French President Emmanuel Macron told a woman who was concerned about cuts to her pension that she should follow General Charles de Gaulle’s example and stop complaining.
Deemed the “president of the rich” by critics, President Macron made the comments whilst at a ceremony marking the 60th anniversary of the French constitution in de Gaulle’s home village of Colombey-les-Deux-Eglises, north-east France, on Thursday, reports Le Monde.
The President told the woman: “The general’s grandson just told me that his grandfather’s rule was: You can speak very freely; the only thing we do not have the right to do is to complain.”
“I think it is a good practice, in general. The country would stand differently if it were like that,” he added.
He scolded the woman further, saying that she should consider herself “lucky” to be living in the France of today compared to past generations.
“The French only see what’s being taken away from them,” he added.
Macron’s government imposed increases on social security contributions from pensioners to compensate for the removal of unemployment and sickness contributions for private employees, prompting protests with retirees saying they have felt “betrayed by the nation”.

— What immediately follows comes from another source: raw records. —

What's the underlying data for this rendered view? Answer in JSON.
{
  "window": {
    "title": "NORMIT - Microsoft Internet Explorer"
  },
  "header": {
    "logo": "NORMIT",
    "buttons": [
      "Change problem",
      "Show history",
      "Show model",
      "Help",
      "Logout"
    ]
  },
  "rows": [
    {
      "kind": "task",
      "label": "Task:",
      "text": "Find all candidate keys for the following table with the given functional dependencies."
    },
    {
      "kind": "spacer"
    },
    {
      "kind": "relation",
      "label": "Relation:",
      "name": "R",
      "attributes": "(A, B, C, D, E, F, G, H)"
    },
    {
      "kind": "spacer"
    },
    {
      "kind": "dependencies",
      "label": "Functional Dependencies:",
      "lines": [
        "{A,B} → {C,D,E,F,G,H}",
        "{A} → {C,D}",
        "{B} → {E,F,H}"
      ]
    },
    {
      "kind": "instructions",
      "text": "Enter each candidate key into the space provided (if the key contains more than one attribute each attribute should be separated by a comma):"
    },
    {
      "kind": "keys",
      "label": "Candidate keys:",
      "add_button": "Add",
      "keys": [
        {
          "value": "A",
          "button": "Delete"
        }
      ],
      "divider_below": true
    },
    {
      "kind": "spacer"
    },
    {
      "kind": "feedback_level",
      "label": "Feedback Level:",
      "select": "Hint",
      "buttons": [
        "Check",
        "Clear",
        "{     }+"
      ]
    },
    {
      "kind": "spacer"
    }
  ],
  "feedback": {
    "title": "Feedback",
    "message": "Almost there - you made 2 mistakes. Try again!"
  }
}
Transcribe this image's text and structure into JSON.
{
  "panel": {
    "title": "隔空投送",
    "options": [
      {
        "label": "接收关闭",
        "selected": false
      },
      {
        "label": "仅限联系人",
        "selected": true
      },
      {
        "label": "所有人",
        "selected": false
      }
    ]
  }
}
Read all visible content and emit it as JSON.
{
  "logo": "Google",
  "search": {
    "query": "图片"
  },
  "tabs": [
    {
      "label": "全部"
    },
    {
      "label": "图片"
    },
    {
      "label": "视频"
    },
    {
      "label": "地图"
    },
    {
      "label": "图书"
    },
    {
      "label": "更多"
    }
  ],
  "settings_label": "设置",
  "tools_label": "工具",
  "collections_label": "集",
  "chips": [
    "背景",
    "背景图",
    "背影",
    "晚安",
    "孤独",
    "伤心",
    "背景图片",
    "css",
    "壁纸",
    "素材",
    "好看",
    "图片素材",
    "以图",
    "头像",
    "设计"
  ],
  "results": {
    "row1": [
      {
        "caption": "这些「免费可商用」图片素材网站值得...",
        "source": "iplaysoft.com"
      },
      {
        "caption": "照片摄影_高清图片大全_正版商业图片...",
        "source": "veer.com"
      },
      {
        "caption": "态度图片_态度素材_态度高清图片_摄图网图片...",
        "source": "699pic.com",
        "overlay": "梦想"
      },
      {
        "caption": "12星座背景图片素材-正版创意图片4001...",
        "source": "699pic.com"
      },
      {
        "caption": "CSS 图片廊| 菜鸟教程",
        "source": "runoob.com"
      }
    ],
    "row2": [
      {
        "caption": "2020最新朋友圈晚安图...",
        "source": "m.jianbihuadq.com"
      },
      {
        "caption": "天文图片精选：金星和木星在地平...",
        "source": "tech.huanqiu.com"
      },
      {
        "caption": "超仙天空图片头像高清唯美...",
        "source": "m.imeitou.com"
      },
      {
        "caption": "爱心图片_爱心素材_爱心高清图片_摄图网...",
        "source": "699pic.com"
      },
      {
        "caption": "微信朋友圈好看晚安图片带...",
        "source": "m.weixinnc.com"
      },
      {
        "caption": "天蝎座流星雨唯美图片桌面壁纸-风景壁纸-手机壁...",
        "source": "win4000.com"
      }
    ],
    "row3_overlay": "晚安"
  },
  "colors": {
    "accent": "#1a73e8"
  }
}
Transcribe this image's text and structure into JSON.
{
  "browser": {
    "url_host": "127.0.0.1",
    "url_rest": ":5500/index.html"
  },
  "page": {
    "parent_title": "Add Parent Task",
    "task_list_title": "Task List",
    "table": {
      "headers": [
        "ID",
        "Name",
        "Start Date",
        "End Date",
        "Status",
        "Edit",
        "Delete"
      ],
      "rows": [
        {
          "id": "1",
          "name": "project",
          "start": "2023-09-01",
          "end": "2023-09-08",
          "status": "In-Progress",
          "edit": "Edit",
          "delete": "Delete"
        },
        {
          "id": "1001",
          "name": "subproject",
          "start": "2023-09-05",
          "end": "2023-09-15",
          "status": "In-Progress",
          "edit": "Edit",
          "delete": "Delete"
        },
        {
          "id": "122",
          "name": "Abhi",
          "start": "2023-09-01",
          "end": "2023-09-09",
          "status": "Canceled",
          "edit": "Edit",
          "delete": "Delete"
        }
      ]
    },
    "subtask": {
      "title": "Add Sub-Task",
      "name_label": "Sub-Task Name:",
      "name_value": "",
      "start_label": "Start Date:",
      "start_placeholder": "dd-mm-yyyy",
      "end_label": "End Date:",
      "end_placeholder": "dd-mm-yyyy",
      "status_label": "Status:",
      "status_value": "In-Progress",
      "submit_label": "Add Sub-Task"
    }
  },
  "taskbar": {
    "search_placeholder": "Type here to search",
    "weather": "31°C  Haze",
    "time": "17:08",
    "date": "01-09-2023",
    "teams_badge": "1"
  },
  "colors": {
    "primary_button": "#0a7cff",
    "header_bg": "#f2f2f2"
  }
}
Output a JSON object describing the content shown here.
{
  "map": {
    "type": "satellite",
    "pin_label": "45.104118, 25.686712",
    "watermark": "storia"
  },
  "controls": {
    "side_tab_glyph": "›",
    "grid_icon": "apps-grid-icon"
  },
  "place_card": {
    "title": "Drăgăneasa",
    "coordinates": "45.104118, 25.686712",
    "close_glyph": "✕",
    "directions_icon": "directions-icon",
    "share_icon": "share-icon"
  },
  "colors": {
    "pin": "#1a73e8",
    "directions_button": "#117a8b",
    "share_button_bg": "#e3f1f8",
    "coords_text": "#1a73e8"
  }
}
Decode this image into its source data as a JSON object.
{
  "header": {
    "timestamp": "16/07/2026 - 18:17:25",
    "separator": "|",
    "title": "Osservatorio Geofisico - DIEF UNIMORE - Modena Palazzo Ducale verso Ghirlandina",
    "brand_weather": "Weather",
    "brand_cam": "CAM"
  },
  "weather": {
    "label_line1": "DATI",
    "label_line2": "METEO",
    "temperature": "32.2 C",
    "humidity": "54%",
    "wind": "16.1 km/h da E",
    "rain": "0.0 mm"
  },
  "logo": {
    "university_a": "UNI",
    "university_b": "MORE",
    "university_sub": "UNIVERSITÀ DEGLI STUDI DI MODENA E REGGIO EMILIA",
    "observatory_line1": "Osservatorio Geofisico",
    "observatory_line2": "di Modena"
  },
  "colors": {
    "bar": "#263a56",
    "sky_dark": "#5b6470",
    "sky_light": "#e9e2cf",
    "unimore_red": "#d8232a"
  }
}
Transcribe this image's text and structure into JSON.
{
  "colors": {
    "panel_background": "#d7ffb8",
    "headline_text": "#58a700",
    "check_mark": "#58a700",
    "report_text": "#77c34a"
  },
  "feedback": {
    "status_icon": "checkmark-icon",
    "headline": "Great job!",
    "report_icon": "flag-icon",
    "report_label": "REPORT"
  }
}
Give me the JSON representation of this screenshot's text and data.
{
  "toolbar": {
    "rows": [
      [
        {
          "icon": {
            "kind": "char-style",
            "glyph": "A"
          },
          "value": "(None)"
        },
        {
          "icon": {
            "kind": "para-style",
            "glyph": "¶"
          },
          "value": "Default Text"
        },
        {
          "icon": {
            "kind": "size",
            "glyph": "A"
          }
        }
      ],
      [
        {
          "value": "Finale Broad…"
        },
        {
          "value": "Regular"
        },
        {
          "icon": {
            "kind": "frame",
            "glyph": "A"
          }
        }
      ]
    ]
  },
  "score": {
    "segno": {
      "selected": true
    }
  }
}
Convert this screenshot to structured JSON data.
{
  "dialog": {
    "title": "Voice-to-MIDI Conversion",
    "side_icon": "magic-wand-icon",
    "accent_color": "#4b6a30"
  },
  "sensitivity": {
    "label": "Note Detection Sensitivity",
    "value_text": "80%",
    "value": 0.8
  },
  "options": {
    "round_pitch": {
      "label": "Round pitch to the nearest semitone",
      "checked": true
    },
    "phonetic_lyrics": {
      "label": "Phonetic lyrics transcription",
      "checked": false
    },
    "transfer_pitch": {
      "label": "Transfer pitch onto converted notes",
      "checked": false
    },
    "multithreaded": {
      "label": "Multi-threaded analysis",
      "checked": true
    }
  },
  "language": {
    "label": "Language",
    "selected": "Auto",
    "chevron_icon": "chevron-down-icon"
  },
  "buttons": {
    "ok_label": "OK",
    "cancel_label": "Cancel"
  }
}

Nicolas Bay, French Member of the European Parliament and General Secretary of National Rally (formerly Front National) condemned Macron, saying: “Instead of listening to the French, Macron holds them in contempt. When he’s abroad, he criticises them openly. And when he meets them in the street, he upbraids and mishandles them.”
Macron, 40, who is said to have determined at the beginning of his presidency to rule like a Roman god, has fallen sharply in public opinion, with an Elabe poll finding support for the president at just 30 percent, with 66 percent saying they did not trust him.
Another poll, conducted by BFM television, found that 71 percent of Frenchmen think that he is arrogant and 79 percent see him as authoritarian.
The progressive politician, who formerly was a member of the Socialist party before forming his own En Marche! (“Forward!”) movement, told Bloomberg in a recent interview that public opinion does not matter to him as he has to “reform the country in depth” regardless of whether it is unpopular with voters.
While laying a wreath at de Gaulle’s tomb on Thursday, he praised France’s presidential system in words which appeared as a condemnation of populism and the uprising of citizens against the establishment which no longer serves them, saying: “It allows me to avoid the tyranny of immediacy, which is an absurdity of our times, which means day-to-day vagaries should not decide a nation’s course.”